Masih Mending Batu







Pagi ini tawaku pecah setelah membaca kutipan dari salah satu bab dalam kitab Nasihat yang biasa dibawa para santri salaf. Modern juga, sih. Liberal juga, sih. Eh, orang-orang yang baca juga termasuk, dong.

Tawaku ini murni dan tulus, bukan karena maksud mengejek, merendahkan atau menyepelekan loh, ya. Semacam tawa yang disertai dengan anggukan sepakat saja, sih. Yaaa, bener juga. Semacam itulah. Dan uniknya ini muncul ketika aku membaca sebuah kitab yang bisa disebut sakral dan tanpa unsur guyon sedikit pun. Setidaknya begitu menurutku.

Biar kutuliskan beberapa tulisan di buku  tersebut ke sini, syukur-syukur kalau kamu sepaham denganku.

Jadi Ahnaf bin Qais pernah berdialog dengan seseorang, di mana ketika Ahnaf ditanya, jawabannya selalu saja seperti ini:

“Pemberian (Allah) apa yang paling baik, yang diberikan kepada seorang hamba?”
“Akal tabi’i (yang dibawa sejak lahir).”
“Jika tidak ada?”
“Budi pekerti yang mulia.”
“Jika tidak ada?”
“Teman yang dapat menolong.”
“Jika tidak ada?”
“Hati yang tabah.”
“Jika tidak ada?”
“Banyak diam.”
“Jika tidak ada?”
“Mati dengan segera.”

Yang membuatku tersenyum ada pada jawaban terakhir. Yaps “mati dengan segera.” Itu dalam banget maknanya menurutku. Iyalahh, sebagai manusia yang sudah diberi akal, kelebihan dari makhluk-makhluk lainnnya—kecoa dkk, rumput tetangga dkk, malaikat dkk—manusia diberi warna-warni oleh Tuhan untuk menentukan keputusan apa yang harus ia ambil.

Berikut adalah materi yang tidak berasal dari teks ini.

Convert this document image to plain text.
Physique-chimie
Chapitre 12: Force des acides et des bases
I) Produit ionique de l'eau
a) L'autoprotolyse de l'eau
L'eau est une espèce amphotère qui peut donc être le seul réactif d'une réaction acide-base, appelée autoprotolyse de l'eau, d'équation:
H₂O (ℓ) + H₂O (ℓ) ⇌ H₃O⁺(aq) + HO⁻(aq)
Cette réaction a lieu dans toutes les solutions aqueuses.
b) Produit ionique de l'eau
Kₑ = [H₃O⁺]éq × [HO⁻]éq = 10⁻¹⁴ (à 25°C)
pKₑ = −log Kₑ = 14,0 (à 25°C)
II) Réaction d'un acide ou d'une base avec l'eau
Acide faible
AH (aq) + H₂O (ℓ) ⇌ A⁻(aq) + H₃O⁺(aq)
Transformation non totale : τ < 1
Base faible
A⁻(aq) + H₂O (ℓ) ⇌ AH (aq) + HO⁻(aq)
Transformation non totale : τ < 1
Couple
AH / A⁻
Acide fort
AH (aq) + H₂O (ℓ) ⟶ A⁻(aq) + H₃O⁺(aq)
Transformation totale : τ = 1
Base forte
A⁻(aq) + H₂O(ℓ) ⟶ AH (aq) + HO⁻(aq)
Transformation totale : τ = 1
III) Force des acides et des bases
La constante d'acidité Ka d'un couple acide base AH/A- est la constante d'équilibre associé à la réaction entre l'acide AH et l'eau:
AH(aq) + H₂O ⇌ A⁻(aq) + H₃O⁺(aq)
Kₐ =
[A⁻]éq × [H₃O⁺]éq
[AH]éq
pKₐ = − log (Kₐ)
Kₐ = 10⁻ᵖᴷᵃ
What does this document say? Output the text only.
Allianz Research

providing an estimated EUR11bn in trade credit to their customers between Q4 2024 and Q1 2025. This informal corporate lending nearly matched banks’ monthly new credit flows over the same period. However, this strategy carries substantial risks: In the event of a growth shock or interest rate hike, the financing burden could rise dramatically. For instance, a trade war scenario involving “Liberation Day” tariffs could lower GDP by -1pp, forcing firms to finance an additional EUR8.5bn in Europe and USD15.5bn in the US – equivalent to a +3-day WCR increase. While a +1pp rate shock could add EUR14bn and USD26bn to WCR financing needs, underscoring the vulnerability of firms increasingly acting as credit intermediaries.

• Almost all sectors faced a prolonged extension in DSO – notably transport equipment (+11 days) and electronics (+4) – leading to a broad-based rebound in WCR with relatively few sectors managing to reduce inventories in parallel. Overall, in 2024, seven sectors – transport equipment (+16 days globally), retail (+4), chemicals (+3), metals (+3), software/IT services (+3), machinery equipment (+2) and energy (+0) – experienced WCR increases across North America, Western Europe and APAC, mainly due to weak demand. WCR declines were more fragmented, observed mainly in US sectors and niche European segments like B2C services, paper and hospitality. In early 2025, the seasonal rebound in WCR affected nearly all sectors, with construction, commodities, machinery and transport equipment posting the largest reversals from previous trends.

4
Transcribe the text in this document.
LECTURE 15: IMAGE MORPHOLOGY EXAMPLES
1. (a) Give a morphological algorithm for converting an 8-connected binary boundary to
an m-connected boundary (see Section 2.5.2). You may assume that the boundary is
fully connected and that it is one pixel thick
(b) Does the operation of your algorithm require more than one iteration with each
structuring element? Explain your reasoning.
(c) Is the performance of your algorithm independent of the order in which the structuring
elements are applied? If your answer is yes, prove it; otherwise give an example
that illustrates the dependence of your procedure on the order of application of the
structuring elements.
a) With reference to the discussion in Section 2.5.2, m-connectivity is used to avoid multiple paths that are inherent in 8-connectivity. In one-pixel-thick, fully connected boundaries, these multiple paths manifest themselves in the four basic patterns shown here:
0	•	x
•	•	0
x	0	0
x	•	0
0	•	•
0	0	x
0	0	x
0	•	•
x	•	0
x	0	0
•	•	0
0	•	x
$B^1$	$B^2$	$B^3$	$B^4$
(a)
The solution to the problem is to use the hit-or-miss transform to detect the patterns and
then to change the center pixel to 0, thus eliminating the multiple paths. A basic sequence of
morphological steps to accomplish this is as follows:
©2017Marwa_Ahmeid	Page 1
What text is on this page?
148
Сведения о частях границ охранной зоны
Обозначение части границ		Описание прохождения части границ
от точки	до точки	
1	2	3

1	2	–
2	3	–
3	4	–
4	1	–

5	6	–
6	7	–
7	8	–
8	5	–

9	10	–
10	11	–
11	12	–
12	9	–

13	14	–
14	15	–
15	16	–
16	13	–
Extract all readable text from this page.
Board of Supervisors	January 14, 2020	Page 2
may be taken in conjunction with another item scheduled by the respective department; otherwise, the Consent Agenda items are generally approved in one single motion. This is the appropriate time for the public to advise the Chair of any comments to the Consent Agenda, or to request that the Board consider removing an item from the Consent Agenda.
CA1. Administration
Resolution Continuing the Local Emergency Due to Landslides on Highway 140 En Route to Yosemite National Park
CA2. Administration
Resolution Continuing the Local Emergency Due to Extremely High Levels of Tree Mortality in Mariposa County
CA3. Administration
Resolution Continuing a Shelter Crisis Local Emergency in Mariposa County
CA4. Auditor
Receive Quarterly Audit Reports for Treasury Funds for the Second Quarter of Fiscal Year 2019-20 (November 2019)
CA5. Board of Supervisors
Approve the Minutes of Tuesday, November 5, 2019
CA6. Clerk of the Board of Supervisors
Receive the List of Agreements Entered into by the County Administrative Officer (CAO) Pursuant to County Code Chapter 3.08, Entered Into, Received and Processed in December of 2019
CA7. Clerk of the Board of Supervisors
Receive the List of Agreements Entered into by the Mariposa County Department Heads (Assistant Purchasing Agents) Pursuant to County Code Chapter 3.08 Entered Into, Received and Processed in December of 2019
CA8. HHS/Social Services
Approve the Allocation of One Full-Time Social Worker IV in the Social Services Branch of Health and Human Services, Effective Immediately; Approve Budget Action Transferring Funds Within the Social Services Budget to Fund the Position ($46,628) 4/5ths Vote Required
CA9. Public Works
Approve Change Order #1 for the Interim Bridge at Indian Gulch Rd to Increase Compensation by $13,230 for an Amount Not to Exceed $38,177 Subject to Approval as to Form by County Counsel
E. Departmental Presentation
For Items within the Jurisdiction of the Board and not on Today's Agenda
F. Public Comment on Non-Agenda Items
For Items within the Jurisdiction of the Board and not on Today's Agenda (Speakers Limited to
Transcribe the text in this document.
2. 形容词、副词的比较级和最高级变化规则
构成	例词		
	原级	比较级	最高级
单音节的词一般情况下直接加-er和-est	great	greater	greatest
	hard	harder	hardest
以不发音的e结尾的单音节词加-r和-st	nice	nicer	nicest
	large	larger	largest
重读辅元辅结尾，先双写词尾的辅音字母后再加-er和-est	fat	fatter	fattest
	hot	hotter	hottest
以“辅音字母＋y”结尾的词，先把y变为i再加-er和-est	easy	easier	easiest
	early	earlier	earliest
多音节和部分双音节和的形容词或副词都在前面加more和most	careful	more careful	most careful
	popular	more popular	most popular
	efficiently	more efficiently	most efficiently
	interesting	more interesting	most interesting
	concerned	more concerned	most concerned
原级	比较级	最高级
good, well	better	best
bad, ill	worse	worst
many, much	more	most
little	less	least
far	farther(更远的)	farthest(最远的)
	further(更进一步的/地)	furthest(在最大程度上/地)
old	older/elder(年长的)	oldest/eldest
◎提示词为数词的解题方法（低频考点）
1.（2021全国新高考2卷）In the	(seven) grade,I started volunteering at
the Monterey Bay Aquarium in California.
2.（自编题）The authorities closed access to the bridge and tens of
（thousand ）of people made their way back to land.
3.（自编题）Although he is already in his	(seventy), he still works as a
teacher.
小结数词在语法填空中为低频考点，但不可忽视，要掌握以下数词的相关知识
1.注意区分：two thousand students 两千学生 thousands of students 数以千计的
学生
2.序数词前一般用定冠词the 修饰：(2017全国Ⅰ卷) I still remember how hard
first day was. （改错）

Karunia sudah diberikan melimpah ruah, sudah dijelaskan panjang lebar di mana-mana oleh Tuhan. Tapi masih ada saja yang ngeyel Tuhan tidak adil, Tuhan tidak berpihak padanya.

Yaaa, itulah. Kalau kalian ketemu sama model orang begitu, tidak ada salahnya tuh nanya apa yang sudah diperbincangkan oleh Ahnaf. Kalau dia masih ngrasa, masih belum sadar, dan masih menganggap tidak punya apa-apa, tidak dikasih apa-apa, mending suruh mati segera saja.

Kalo beneran dia mati gimana? Misal orang-orang yang bunuh diri itu? Dan ternyata salah satu sebabnya dari percakapan Ahnaf tersebut? Jawabannya, dia tidak bisa mikir berarti. Baiklah dia mati saja. Ngapain hidup kalo tidak bisa mikir. Kayak batu. Mending batu, karena memang tidak punya pikiran, lah ini, manusia tidak bisa mikir padahal punya pikiran.

Heu heuuu.

Kayaknya aku yang ngelantur.

Ahhh, mbohh … pokoknya gara-gara kitab itu.